Professor James Gustave Speth, Dean of Yale University's School of
Forestry and Environmental Studies, urged the scientific community to
make its case to the public, which remains unconvinced of the crisis
despite decades of first-rate science and policy analysis, he
Temperatures at the Arctic are already climbing, and there will
be "irreparable damage in the decades ahead due to our negligence" in
addressing climate change. U.S. policy makers and citizens must be
spurred into action, Speth said in his talk, "Some Say by Fire:
Climate Change and the American Response," held Wednesday, April 6.
"If I had a hundred million dollars," Speth said, "I think I'd put
almost every penny of it into a public service advertising
because we've got to reach lots of people quickly with this issue."
Speth is a founder of the World Resources Institute, co-founder of
the Natural Resources Defense Council and former advisor to
Presidents Carter and Clinton. His lecture was sponsored by the
Laboratory for Energy and the Environment.
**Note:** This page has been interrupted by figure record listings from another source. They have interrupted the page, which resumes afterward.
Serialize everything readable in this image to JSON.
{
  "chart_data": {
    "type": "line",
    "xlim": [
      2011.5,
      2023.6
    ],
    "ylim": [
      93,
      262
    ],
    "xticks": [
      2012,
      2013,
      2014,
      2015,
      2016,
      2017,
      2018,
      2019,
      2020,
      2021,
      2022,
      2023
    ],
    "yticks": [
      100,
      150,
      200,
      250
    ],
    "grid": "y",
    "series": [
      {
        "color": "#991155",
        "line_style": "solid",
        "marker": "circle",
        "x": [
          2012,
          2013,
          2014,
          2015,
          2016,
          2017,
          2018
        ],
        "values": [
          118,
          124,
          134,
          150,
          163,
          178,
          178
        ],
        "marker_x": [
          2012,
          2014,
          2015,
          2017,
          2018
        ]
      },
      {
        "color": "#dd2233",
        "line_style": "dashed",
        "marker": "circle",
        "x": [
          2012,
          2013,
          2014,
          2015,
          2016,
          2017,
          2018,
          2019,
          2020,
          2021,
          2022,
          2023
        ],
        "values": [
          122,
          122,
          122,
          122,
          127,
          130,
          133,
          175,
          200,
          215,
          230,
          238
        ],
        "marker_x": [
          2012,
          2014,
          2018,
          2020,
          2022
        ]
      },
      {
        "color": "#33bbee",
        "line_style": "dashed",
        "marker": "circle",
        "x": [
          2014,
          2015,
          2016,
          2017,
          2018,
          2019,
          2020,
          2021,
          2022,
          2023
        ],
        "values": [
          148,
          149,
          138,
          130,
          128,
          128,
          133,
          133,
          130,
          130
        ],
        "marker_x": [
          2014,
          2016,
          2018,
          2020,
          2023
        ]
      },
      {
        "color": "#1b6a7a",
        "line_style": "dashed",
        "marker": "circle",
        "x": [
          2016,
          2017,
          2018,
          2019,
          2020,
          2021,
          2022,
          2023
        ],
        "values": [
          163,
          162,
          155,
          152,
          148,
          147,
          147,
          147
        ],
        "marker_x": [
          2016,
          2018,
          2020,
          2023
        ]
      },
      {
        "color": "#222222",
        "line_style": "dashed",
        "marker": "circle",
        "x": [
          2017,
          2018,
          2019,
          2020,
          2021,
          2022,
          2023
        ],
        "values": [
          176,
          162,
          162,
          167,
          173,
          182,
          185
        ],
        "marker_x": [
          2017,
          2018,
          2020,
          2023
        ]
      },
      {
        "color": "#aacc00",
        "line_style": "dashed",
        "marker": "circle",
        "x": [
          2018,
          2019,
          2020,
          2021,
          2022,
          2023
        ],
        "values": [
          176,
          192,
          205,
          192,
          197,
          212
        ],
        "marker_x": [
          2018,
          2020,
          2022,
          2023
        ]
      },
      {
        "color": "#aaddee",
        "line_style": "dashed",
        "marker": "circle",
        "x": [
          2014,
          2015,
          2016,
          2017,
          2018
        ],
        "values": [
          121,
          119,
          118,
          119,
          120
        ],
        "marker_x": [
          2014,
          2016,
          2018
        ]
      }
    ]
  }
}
Climate-change research results and forecasts appear repeatedly in
the scientific literature--some information "startling in its
significance"--but Speth said good climate science rarely reaches the
public in a "forceful and meaningful way." Indeed, the mainstream
American press persists in portraying global change as controversial
and uncertain, he said.
There is now clear consensus among scientists that Earth's climate is
being affected by the greenhouse gases generated by human
activities. "We've seen these credible forecasts and credible
warnings coming from the scientific community for the better part of
three decades," Speth said. "But the influence of all the good
science on policy and action has been puny compared with the need."
Noting MIT's phenomenal capacity to help tackle this critical global
problem, Speth called for scientists at MIT and elsewhere to actively
engage in public policy debates and issues. "Only the scientific
community has the credibility to take the climate issue to the public
and to the politicians," he said.
Given the lack of action at the federal level, he called for building
a broad network of civic, scientific, environmental, religious,
business and other communities to demand action and to take concrete
steps to reduce emissions.
What can universities do? He recommended that they join together and
commit to reducing their own emissions, which are often significant.